The mothers of 49 subjects with WS were asked to complete the Hyperacusis Screening Questionnaire. Subjects with reported hyperacusis and sufficient developmental capacity underwent comprehensive audiological and brain auditory evoked response (BAER) testing. Findings were compared with those from pair-matched typically developing control subjects.

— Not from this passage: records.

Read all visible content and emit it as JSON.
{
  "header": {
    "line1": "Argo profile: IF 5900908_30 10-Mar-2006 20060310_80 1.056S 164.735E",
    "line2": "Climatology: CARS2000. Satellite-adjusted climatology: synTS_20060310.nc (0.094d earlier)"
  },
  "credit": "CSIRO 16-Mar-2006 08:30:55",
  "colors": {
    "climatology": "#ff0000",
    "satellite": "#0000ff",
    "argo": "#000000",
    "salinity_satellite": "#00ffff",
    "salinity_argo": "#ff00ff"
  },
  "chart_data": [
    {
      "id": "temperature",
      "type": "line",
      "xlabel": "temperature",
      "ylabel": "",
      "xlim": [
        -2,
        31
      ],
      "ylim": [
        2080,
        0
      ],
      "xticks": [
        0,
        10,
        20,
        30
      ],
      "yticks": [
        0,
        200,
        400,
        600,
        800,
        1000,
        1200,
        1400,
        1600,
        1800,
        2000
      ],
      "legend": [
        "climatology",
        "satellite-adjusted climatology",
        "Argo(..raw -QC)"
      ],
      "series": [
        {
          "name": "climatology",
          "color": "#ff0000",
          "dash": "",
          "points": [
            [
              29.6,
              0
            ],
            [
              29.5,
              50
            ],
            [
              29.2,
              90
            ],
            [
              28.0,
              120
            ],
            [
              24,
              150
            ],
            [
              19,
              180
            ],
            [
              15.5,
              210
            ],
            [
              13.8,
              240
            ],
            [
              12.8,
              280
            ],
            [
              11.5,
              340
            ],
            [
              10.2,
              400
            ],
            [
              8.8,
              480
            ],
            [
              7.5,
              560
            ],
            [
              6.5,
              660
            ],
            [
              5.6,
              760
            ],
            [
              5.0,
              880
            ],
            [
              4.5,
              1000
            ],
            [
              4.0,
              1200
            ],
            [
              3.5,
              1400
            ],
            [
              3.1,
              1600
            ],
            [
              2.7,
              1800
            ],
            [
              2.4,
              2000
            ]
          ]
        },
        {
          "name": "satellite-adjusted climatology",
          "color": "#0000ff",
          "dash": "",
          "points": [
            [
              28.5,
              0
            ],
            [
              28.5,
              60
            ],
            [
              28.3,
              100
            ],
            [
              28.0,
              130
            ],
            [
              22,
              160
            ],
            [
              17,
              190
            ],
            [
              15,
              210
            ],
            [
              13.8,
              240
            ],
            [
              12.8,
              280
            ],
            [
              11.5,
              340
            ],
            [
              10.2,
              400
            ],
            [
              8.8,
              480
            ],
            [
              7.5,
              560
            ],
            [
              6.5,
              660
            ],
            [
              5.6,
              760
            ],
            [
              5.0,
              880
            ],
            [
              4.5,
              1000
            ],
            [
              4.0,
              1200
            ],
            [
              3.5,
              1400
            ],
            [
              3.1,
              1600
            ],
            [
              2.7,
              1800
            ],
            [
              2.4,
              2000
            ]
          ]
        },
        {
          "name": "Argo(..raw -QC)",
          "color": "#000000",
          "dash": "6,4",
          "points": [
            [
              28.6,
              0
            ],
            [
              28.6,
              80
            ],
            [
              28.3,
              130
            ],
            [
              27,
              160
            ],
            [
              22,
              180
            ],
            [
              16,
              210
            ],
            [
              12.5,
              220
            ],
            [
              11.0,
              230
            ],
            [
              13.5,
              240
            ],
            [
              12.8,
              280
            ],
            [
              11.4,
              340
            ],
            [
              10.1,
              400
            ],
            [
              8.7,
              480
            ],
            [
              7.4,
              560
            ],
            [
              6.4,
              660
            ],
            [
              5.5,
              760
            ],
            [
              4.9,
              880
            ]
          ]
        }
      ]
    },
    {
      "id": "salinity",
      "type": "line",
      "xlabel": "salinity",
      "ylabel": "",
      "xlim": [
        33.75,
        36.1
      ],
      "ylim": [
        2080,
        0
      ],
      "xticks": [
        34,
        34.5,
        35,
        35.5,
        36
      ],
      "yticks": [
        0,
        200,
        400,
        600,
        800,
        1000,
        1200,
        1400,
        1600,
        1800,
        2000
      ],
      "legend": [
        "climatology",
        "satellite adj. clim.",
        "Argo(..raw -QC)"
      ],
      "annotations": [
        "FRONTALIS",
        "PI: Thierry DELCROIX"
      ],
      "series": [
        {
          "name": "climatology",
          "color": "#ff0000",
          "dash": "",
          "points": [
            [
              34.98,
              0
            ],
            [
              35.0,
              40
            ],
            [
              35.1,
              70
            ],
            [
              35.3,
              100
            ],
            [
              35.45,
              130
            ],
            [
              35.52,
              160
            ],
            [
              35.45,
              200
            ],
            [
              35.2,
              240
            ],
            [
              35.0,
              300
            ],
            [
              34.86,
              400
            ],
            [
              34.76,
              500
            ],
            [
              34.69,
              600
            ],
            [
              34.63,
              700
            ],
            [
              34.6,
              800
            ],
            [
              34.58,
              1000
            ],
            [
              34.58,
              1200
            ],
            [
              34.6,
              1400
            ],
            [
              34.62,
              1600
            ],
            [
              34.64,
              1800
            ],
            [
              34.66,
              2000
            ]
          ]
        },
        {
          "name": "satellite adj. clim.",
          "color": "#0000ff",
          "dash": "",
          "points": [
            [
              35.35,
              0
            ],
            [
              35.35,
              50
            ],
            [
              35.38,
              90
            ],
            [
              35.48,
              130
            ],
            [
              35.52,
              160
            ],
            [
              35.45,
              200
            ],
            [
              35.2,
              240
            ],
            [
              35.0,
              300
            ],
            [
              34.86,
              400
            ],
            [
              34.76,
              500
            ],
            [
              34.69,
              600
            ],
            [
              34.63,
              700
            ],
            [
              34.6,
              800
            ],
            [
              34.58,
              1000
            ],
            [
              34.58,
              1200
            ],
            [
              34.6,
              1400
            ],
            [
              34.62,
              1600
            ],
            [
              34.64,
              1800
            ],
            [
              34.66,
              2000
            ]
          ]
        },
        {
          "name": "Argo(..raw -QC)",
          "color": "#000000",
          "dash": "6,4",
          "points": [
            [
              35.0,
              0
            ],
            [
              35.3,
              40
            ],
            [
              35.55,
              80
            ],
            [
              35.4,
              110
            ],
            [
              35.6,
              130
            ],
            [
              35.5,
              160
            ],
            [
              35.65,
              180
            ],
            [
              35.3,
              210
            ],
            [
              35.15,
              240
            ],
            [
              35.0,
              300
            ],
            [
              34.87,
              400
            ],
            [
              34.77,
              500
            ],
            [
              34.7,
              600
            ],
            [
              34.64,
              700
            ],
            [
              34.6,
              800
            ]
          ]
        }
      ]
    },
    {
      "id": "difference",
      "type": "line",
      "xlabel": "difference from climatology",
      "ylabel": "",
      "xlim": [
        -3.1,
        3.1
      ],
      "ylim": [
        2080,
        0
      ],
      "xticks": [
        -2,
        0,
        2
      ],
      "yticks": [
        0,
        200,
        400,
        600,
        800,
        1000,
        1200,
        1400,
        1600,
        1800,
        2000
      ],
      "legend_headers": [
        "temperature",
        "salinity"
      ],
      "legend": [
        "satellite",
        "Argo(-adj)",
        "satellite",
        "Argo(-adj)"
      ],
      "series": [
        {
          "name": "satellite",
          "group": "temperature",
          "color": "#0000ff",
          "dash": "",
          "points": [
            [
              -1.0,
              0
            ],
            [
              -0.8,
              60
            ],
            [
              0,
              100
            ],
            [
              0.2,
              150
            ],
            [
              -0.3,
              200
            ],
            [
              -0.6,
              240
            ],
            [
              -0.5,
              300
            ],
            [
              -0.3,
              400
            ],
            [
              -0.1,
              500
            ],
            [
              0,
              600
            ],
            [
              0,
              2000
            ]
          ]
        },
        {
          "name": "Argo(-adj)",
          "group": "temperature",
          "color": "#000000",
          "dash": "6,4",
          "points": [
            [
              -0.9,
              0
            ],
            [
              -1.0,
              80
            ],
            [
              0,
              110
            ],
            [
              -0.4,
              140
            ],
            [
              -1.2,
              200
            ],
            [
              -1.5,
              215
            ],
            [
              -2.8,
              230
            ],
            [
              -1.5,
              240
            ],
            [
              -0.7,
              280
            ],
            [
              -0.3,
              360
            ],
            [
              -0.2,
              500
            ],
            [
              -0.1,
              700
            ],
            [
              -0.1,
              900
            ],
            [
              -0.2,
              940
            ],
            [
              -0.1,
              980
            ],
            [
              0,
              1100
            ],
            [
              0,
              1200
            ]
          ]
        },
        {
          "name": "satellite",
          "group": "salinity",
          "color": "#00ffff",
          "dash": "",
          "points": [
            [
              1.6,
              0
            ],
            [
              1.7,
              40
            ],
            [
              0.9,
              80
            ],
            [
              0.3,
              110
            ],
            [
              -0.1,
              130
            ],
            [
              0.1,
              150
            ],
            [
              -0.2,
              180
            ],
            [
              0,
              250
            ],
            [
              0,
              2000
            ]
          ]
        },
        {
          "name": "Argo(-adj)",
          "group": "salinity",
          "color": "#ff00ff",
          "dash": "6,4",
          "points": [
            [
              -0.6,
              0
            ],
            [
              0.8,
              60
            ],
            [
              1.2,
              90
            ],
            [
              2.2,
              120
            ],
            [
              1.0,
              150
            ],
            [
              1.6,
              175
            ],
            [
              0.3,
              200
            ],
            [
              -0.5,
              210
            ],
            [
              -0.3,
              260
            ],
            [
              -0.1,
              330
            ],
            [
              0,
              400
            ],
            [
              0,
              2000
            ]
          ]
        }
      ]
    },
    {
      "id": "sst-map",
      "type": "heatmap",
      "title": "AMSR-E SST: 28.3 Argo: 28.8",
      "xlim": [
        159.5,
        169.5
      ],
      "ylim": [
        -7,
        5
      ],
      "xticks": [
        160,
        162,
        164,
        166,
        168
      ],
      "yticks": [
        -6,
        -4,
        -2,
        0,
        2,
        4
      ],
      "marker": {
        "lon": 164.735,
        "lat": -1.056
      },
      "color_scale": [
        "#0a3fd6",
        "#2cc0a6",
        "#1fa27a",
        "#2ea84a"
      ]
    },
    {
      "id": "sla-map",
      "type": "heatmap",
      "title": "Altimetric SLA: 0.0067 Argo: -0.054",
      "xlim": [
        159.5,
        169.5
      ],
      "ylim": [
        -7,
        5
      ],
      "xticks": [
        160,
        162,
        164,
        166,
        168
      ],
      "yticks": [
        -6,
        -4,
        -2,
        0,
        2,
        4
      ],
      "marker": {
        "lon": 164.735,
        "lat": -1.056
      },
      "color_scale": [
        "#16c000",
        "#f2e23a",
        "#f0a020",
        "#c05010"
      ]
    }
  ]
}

Forty-one of the 49 children with WS (84%) had hyperacusis of moderate to severe degree, which began in infancy. Of these, 21 (mean age 15.8 +/- 5.5 years) were quantitatively tested. Subjects with WS reported discomfort at sound intensities on average 20 dB lower than control subjects. Pure-tone audiometry and distortion products otoacoustic emission test revealed a high-frequency cochlear hearing loss. An absence of ipsilateral acoustic reflex responses to maximum stimulation was significantly more common in the subjects with WS than controls. On BAER testing, the WS group had a significant prolongation in wave I latency.


Hyperacusis in Williams syndrome (WS) is associated with a high-frequency hearing loss resembling the configuration of noise-induced hearing loss. The hyperacusis and hearing loss in WS may stem from a deficiency in the acoustic reflex resulting from auditory nerve dysfunction. Additional mechanisms that may mediate hyperacusis in WS and should be evaluated in future studies include recruitment, malformation of the facial canal, and haploinsufficiency of the elastin gene.